Electronic Exchange. Your information may be shared w/other providers, labs and radiology groups through our EHR system as listed:
How else can we use or share your health information:
We are allowed or required to share your information in other ways - usually in ways that contribute to the public good, such as public health and research. We have to meet many conditions in the law before we can share your information for these purposes. For more information, click here: Your Health Information Is Protected By Federal Law
Help with public health and safety issues:
We can share health information about you for certain situations such as:
• Preventing disease
• Preventing or reducing a serious threat to anyone's health or safety
• Helping with product recalls
• Reporting suspected abuse, neglect, or domestic violence
• Reporting adverse reactions to medications
• Comply with the law
• Respond to organ and tissue donation requests
• Do research
• Work with a medical examiner or funeral director
We will share information about you if state or federal laws require it, including with the Department of Health and Human Services if it wants to see that we're complying with federal privacy law.

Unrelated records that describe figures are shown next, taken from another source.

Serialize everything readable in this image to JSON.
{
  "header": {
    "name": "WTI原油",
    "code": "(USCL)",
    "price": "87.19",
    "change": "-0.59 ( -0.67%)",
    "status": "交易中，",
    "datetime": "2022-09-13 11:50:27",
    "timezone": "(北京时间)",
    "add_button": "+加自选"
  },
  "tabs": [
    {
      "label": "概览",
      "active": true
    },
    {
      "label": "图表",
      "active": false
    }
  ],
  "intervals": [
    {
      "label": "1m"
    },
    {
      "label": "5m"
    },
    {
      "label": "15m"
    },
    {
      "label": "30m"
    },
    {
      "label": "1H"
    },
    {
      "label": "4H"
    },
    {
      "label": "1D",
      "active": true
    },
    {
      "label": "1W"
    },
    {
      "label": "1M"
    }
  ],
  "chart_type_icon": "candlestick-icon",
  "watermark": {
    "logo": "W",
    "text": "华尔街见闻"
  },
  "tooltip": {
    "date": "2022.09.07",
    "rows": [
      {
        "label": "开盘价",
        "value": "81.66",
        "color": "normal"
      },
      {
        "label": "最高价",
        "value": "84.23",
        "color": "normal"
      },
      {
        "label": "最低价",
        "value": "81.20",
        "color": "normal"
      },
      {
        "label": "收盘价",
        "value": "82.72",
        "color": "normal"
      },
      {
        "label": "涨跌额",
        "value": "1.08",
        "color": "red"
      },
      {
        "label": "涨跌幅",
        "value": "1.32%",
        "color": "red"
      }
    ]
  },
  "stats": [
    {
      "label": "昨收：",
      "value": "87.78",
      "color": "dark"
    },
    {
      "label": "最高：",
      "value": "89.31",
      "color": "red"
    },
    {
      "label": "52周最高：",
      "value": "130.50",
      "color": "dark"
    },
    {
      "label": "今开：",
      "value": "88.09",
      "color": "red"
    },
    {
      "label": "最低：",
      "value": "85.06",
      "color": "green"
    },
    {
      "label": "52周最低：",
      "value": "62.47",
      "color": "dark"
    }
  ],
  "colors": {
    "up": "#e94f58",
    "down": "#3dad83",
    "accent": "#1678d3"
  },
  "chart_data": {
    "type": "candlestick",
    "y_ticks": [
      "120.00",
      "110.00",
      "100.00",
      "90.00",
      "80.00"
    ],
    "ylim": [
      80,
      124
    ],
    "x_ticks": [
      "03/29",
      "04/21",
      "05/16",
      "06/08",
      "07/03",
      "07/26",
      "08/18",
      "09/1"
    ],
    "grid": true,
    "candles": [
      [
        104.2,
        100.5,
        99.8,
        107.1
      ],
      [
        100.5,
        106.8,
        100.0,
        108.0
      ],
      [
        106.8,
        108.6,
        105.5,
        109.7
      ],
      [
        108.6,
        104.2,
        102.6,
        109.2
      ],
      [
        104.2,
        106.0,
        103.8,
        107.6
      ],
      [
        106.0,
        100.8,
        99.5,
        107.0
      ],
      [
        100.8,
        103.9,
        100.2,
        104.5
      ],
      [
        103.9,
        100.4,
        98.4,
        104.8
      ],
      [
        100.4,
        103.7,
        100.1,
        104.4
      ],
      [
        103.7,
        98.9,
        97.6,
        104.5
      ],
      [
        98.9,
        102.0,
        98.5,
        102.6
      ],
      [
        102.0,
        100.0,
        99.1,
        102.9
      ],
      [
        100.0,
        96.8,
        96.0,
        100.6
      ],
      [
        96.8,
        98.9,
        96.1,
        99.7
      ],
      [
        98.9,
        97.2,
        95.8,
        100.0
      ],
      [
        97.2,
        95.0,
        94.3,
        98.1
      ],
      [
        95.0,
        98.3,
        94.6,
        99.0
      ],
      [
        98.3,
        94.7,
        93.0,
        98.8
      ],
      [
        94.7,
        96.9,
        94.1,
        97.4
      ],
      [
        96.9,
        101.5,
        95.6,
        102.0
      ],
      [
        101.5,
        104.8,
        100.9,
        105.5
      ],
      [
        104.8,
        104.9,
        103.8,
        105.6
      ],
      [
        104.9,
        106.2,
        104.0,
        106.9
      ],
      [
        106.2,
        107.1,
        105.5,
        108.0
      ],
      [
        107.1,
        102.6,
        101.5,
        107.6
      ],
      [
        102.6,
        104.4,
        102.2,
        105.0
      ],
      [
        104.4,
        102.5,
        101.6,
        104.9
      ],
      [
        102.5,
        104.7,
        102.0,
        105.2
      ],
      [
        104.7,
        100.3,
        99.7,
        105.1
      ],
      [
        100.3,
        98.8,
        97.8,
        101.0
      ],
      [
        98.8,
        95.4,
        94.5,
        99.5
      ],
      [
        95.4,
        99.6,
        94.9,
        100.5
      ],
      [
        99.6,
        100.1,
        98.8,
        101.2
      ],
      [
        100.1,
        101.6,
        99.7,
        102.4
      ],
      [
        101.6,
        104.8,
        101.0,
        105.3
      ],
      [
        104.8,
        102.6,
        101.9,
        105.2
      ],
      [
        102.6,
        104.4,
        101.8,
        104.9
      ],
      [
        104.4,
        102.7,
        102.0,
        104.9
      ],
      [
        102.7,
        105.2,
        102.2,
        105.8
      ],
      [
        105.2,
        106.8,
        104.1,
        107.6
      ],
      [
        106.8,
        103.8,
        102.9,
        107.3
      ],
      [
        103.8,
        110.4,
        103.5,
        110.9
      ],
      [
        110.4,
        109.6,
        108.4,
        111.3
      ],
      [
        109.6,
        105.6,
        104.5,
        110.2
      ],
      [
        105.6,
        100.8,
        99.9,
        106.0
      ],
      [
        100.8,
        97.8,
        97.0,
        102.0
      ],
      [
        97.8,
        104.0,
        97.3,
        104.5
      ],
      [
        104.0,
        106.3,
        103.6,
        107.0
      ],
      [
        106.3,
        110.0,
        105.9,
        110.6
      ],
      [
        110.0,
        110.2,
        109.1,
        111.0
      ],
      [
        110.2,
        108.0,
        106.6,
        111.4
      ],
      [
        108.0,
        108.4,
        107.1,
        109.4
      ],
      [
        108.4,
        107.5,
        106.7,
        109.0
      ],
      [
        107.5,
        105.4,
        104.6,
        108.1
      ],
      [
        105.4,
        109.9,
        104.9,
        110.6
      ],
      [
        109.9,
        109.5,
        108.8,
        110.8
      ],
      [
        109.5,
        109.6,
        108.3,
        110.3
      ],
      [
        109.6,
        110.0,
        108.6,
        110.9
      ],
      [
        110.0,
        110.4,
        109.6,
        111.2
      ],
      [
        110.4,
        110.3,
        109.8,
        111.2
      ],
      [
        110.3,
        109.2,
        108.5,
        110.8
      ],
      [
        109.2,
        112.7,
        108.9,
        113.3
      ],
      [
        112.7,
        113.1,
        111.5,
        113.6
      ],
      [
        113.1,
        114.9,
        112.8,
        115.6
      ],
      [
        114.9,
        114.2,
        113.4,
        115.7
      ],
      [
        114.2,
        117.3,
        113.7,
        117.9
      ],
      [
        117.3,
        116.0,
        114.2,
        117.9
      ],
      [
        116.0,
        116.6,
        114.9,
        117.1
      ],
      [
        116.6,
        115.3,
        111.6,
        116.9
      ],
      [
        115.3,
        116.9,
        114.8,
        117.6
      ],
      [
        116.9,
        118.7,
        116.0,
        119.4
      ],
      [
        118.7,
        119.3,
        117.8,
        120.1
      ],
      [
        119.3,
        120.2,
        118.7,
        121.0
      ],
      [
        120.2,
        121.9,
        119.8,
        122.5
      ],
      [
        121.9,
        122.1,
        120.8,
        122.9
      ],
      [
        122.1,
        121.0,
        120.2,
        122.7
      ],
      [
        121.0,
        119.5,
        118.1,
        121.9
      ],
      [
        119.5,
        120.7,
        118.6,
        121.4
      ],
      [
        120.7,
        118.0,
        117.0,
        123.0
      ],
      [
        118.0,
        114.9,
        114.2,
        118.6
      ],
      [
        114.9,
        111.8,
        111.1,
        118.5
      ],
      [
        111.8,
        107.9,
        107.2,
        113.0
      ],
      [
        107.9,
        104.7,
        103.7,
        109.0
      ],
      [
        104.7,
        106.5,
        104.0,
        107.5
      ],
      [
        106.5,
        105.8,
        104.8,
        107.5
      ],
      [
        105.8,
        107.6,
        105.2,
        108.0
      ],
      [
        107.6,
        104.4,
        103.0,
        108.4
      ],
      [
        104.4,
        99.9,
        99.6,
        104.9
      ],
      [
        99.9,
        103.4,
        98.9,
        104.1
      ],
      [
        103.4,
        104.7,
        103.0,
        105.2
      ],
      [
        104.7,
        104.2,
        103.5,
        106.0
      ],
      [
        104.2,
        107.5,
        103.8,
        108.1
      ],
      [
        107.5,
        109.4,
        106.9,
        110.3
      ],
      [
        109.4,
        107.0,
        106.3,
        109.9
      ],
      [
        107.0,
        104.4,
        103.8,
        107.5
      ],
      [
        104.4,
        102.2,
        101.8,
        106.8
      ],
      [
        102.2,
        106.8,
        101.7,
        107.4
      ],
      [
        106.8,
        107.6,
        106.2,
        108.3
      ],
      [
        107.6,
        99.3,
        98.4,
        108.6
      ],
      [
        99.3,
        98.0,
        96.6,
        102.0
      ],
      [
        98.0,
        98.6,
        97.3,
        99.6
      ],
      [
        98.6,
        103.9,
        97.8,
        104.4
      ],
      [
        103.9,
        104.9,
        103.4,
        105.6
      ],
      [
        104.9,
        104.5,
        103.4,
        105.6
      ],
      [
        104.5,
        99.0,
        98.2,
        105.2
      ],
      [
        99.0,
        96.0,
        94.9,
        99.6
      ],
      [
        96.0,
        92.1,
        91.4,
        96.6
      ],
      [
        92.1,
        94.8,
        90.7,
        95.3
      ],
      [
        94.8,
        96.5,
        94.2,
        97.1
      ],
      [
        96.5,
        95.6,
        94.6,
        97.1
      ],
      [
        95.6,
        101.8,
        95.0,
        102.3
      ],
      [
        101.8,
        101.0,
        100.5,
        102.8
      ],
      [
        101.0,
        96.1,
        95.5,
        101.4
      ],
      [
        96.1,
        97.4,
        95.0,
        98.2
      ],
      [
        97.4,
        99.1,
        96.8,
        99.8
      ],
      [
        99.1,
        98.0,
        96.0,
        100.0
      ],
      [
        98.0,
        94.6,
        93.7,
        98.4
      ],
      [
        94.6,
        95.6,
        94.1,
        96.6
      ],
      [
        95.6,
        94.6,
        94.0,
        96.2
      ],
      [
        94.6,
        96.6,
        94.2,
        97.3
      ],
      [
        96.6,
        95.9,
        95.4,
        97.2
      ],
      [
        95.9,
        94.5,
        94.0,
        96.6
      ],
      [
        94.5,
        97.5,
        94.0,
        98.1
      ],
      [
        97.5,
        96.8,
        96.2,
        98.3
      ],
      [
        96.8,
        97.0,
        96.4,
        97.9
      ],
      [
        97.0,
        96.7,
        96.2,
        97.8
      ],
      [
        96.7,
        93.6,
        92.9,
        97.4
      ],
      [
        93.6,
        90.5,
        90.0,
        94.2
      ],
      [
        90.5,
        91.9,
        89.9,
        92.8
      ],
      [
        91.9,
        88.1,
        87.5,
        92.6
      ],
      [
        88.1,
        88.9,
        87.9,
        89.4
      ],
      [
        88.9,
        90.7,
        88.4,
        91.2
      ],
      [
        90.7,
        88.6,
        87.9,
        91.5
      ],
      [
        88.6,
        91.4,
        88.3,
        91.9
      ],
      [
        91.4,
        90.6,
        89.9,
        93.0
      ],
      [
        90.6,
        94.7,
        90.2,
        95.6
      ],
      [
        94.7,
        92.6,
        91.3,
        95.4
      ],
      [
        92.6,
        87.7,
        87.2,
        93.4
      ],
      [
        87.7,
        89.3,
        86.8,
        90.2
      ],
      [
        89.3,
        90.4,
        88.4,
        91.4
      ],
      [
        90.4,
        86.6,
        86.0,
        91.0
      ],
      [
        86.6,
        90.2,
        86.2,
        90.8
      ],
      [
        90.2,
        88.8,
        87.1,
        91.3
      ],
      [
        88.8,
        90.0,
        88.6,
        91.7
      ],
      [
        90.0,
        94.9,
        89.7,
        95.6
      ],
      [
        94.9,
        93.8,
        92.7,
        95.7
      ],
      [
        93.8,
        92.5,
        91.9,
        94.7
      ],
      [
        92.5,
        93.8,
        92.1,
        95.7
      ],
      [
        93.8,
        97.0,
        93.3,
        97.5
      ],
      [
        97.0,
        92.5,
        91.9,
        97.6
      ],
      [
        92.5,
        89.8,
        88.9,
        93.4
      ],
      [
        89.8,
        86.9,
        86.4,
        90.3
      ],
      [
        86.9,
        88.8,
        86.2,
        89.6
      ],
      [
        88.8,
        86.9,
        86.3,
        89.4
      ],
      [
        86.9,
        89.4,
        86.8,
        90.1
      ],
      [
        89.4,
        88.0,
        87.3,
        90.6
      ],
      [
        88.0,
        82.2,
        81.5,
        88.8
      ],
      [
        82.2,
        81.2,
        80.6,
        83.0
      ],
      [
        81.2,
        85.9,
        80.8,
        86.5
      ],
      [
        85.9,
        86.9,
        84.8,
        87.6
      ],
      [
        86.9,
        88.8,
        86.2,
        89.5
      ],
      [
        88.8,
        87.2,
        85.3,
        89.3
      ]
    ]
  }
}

We can use or share health information about you:
• For workers' compensation claims
• For law enforcement purposes or with a law enforcement official
• With health oversight agencies for activities authorized by law
• For special government functions such as military, national security, and presidential protective services
• Respond to lawsuits and legal actions
• We are required by law to maintain the privacy and security of your protected health information.
• We will let you know promptly if a breach occurs that may have compromised the privacy or security of your information.
• We must follow the duties and privacy practices described in this notice and give you a copy of it.
• We will not use or share your information other than as described here unless you tell us we can in writing. If you tell us we can, you may change your mind at any time. Let us know in writing if you change your mind.
For more information, click here: U.S. Department of Health & Human Services Notice of Privacy Practices
Changes to the terms of this notice:
We can change the terms of this notice, and the changes will apply to all information we have about you. The new notice will be available upon request, in our office, and on our web site.
• If you feel your Privacy Rights have been violated, please ask our staff for a Privacy Complaint Form. Our Security Officer will review the form and promptly notifiy you of the actions our office will take.
• or You can file a complaint with the U.S. Department of Health and Human Services Office for Civil Rights by sending a letter to 200 Independence Avenue, S.W., Washington, D.C. 20201, calling 1-877-696-6775, or by clicking here: U.S. Department of Health & Human Services Privacy Violation Complaint.
• We will not retaliate against you for filing a complaint.